Didion remembers being in a taxi with Dunne, coming home after visiting Quintana in the hospital. Gerry, Quintana's husband, had said Quintana was still beautiful, and Dunne marveled at the comment. Didion is bothered because she does not remember exactly which night this happened, how many nights before he died. She wonders if Dunne could "feel himself going," if he was afraid. Didion thinks of when Quintana used to wake up after bad dreams as a child and how she would promise Quintana: "You're safe. I'm here." "I had believed that we had that power," she reflects. She thinks of Death waiting for Dunne and Quintana at the same time. Quintana fought back, she thinks. Dunne did not. Didion concludes, "What gives those December days a year ago their sharper focus is their ending."

Analysis

Gerry, Quintana's husband, is a very one-dimensional character in this book. He is often mentioned but rarely says or does anything Didion feels the need to record. The only time in the book she directly quotes Gerry is the opening of this chapter: "She's still beautiful." The reader can't help but be affected by this statement, just as Dunne was. Parents tend to be protective of their children. Dunne once said he believed adoptive parents are even more protective because their children were so hard to get. Still, it would be hard to find any parents anywhere who would object to a son-in-law who thought their daughter was beautiful when she was unconscious in a hospital bed, connected to multiple machines just to stay alive. This is a book about loss, but Didion never mentions that Gerry, Quintana's husband, was a widower when he married her. He also knows a few things about loss.

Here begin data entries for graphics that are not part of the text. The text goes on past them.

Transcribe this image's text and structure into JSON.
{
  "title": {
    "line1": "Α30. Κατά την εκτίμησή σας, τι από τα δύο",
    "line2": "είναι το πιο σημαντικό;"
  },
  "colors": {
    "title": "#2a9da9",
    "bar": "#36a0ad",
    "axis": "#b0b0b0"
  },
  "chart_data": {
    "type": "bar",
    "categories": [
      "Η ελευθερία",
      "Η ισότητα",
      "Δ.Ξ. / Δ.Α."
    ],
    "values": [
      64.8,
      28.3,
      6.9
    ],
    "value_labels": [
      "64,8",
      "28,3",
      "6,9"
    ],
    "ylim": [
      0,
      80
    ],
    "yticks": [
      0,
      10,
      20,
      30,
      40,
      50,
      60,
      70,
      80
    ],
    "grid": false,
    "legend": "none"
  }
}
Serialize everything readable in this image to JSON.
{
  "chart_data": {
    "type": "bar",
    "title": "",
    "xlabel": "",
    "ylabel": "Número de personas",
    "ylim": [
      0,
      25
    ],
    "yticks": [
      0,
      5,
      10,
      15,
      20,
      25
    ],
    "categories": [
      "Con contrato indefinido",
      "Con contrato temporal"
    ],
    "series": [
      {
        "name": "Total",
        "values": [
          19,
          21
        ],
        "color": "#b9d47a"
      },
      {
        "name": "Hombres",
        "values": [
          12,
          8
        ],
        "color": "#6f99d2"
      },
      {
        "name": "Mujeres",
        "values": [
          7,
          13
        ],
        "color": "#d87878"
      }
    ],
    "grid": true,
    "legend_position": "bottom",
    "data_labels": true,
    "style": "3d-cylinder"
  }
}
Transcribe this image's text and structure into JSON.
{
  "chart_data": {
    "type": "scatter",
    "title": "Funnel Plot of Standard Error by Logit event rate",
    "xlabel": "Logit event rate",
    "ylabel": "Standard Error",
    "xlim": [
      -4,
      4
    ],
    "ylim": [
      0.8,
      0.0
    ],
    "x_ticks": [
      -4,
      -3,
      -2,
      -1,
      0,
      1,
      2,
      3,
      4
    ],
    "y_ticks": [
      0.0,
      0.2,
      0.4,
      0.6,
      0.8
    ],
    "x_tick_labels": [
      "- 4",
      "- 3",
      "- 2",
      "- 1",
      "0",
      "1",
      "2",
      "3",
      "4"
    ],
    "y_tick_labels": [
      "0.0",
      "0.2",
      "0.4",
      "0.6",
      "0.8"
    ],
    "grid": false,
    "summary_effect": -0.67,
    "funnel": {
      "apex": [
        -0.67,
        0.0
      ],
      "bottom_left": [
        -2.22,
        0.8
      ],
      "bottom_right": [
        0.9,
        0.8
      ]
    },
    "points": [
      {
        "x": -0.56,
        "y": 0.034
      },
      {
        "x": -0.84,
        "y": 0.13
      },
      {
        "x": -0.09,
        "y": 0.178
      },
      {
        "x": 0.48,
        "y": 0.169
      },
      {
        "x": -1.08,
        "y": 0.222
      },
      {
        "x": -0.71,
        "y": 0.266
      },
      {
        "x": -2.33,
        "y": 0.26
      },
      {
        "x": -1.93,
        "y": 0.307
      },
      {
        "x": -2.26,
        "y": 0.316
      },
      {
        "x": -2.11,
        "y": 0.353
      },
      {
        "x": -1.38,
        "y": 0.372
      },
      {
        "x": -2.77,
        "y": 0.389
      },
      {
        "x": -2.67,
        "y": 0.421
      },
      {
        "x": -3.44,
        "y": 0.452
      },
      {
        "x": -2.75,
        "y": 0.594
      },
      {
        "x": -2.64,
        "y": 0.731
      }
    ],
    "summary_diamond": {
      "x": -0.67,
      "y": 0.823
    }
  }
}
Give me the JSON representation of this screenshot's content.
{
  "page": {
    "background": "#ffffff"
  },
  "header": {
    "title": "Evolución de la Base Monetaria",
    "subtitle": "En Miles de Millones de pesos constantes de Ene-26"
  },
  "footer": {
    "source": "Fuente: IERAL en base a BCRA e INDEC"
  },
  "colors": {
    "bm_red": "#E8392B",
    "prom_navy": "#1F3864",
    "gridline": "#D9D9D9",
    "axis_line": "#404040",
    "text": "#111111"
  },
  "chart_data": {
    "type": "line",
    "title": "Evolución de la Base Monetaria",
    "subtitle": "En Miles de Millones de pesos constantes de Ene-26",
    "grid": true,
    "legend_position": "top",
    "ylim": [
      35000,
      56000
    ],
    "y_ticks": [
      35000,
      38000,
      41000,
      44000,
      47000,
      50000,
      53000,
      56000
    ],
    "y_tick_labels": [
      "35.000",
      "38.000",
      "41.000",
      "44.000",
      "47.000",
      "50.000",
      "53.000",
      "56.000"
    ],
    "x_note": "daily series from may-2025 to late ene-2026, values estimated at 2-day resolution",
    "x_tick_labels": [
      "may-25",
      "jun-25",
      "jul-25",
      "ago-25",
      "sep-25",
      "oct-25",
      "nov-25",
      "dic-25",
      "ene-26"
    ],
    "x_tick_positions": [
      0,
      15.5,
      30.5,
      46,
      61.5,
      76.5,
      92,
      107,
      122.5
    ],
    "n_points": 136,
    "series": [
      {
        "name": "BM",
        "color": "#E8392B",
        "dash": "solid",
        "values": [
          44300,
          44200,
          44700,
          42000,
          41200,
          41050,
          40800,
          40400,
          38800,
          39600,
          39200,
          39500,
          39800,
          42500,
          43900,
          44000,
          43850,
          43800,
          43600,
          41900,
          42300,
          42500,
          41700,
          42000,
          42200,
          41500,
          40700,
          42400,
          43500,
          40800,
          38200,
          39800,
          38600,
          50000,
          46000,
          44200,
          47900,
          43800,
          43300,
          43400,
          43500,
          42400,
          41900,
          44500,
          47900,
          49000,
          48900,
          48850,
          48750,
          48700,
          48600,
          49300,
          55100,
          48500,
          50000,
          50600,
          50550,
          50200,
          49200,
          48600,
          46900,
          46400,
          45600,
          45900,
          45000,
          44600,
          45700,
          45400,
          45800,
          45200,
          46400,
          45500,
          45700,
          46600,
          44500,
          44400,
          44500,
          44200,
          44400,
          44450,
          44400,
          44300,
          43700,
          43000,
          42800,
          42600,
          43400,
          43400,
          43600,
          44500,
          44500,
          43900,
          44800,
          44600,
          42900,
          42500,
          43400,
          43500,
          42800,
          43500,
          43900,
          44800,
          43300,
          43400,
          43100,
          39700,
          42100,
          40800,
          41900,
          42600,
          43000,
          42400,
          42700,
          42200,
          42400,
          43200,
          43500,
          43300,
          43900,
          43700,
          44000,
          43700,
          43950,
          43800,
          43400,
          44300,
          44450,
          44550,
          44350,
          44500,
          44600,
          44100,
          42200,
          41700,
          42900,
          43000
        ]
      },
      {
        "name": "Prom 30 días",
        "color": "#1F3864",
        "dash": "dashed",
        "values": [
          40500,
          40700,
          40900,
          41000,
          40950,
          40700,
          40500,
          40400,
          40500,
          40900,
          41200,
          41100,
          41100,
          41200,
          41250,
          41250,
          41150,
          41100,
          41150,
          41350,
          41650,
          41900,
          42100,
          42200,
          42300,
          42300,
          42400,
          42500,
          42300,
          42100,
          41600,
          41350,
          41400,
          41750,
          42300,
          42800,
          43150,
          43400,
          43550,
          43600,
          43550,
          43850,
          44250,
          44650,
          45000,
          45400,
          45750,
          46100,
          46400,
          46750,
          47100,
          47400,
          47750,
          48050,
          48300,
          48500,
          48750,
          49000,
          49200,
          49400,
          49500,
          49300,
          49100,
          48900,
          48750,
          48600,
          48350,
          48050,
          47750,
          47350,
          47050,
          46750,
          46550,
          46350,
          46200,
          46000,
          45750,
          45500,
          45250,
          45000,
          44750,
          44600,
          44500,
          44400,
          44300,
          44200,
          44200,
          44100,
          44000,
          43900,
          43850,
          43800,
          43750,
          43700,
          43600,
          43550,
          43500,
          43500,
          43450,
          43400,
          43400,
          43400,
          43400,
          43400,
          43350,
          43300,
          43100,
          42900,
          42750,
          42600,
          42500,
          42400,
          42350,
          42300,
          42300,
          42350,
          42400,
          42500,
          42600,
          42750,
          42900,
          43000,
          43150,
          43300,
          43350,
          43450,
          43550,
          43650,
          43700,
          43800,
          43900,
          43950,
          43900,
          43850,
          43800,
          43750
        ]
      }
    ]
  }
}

Didion writes about how her perspective on December 2003 is different now because she knows what happens to Dunne. The ending gives it "sharper focus." It was not Didion's intention to give the reader the same experience, but death intervened. Quintana died after Didion finished writing The Year of Magical Thinking but before it was published. The reader's awareness of Quintana's "ending" may influence the reader's interpretation of moments in this book, just as knowledge of Dunne's death changes Didion's view of the events of a year earlier.